All of the above atibacterial drugs are administered intramuscularly or intravenously.
[22], [23], [24], [25], [26], [27],
Vitaminotherapy
The expediency of using vitamin E for the prevention of bronchopulmonary dysplasia is not confirmed, but it can be used to prevent retinopathy of prematurity at 10 mg / kg for 7-10 days. Vitamin A, administered parenterally to 2000 units a day, is shown to all children before enteral feeding to reduce the incidence of necrotizing enterocolitis and bronchopulmonary dysplasia.
Diuretics
From the 2nd day of life, furosemide 2-4 mg / kghs is used). Diuremic action due to the improvement of renal blood flow also has dopamine in a dose of 1.5-7 μg / kghmin).

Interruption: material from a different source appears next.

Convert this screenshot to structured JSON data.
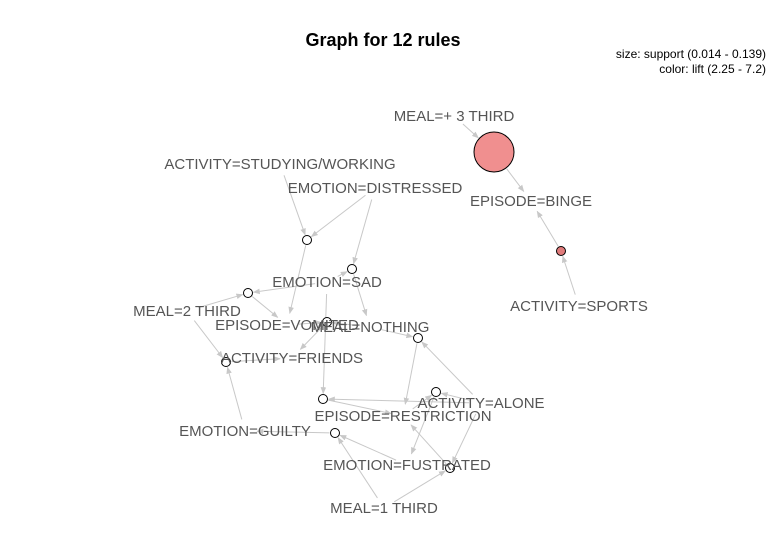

[28], [29], [30], [31], [32], [33], [34]
Glucocorticoid therapy
Currently, glucocorticoid therapy is used in case of development of a child acute adrenal insufficiency, shock.
Substitution therapy with surfactant
Substitute surfactant therapy is used to prevent and treat respiratory distress syndrome in newborns. There are biological and synthetic surfactants. With the preventive purpose the drug is administered in the first 15 minutes after birth, with the therapeutic - at the age of 24-48 hours under the condition of ventilation. The injected dose of 100 mg / kg (about 4 ml / kg) is poured endotracheally through the intubation tube into 4 doses at an interval of about 1 min and with a change in the position of the child when each next dose is given. If necessary, the infusion is repeated after 6-12 hours. In total, no more than 4 infusions are administered in 48 hours.
Dispensary supervision
A child who has suffered a respiratory distress syndrome should, in addition to a district pediatrician, be observed by a neurologist, an oculist once every 3 months.
Prevention
Syndrome of respiratory disorders in newborns can be prevented if we are fighting against hypoxia and miscarriage. In addition, the above described method of use with the preventive purpose of surfactant. Also, the content of the surfactant in the fetus increases with the introduction of betamethasone (women with a threat of interruption of pregnancy at a period of 28-34 weeks) or dexamethasone (48-72 hours before delivery).